Inclusion Criteria:

          1. Signed informed consent before initiation of any study procedures.

          2. Women with histologically or cytologically confirmed breast cancer with evidence of
             metastatic or locally advanced disease not amenable to any local therapy with curative
             intent.

          3. Measurable disease as defined by RECIST version 1.1 by radiologic methods on or after
             the most recent line of therapy. For Cohort 2 patients with bone-only disease are
             eligible even in absence of measurable disease and must have lytic or mixed lesions.
             For Cohort 2, imaging must be available for central review.

          4. Eastern Cooperative Oncology Group performance status of 0 or 1.

          5. Life expectancy of ≥ 12 weeks, as per investigator.

          6. Left ventricular ejection fraction ≥ 50% by echocardiogram or multiple gated
             acquisition scan.

          7. Adequate organ function

        Exclusion Criteria:

          1. Central nervous system metastases that are untreated or symptomatic, or require
             radiation, surgery, or continued steroid therapy to control symptoms within 14 days of
             study entry.

          2. Known leptomeningeal involvement.

          3. Advanced/metastatic, symptomatic, visceral spread, with a risk of life-threatening
             complications in the short term.

          4. Participation in another interventional clinical trial or treatment with any
             investigational drug within 4 weeks prior to study entry.

          5. Any systemic anticancer therapy within 3 weeks of the first dose of study treatment.
             For cytotoxic agents that have major delayed toxicity a washout period of 6 weeks is
             required. For patients in Cohort 2, this does not apply to the most recently received
             hormone therapy.

          6. Major surgery or radiotherapy within 3 weeks of the first dose of study treatment.
             Patients who received prior radiotherapy to ≥ 25% of bone marrow are not eligible,
             irrespective of when it was received.

          7. Persistent grade > 1 clinically significant toxicities related to prior antineoplastic
             therapies (except for alopecia); stable sensory neuropathy ≤ grade 1 NCI-CTCAE v. 4.03
             is allowed.

          8. History of hypersensitivity reaction or any toxicity attributed to trastuzumab or
             murine proteins that warranted permanent cessation of these agents (applicable for
             Cohort 1 only).

          9. Previous exposure to vinorelbine (applicable for Cohort 1 triplet combination only)

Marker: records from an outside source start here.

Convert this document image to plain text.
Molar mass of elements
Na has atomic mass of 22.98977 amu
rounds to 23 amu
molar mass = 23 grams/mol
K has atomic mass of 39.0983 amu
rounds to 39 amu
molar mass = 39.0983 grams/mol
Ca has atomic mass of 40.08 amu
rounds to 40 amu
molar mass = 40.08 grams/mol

         10. Exposure to specific cumulative anthracycline doses

         11. Chronic use of high-dose oral corticosteroid therapy .

         12. Uncontrolled hypertension or unstable angina.

         13. History of congestive heart failure of Class II-IV New York Heart Association (NYHA)
             criteria, or serious cardiac arrhythmia requiring treatment (except atrial
             fibrillation, paroxysmal supraventricular tachycardia).

         14. History of myocardial infarction within 6 months of study entry.

         15. History of prior or concomitant malignancies (other than excised non-melanoma skin
             cancer or cured in situ cervical carcinoma) within 3 years of study entry.

         16. Current dyspnea at rest of any origin, or other diseases requiring continuous oxygen
             therapy.

         17. Current serious illness or medical conditions including, but not limited to
             uncontrolled active infection, clinically significant pulmonary, metabolic or
             psychiatric disorders.

         18. Known HIV, HBV, or HCV infection.

         19. Pregnant or lactating women; women of childbearing potential must use effective
             contraception methods prior to study entry, for the duration of study participation,
             and for 6 months after the last dose of MCLA-128.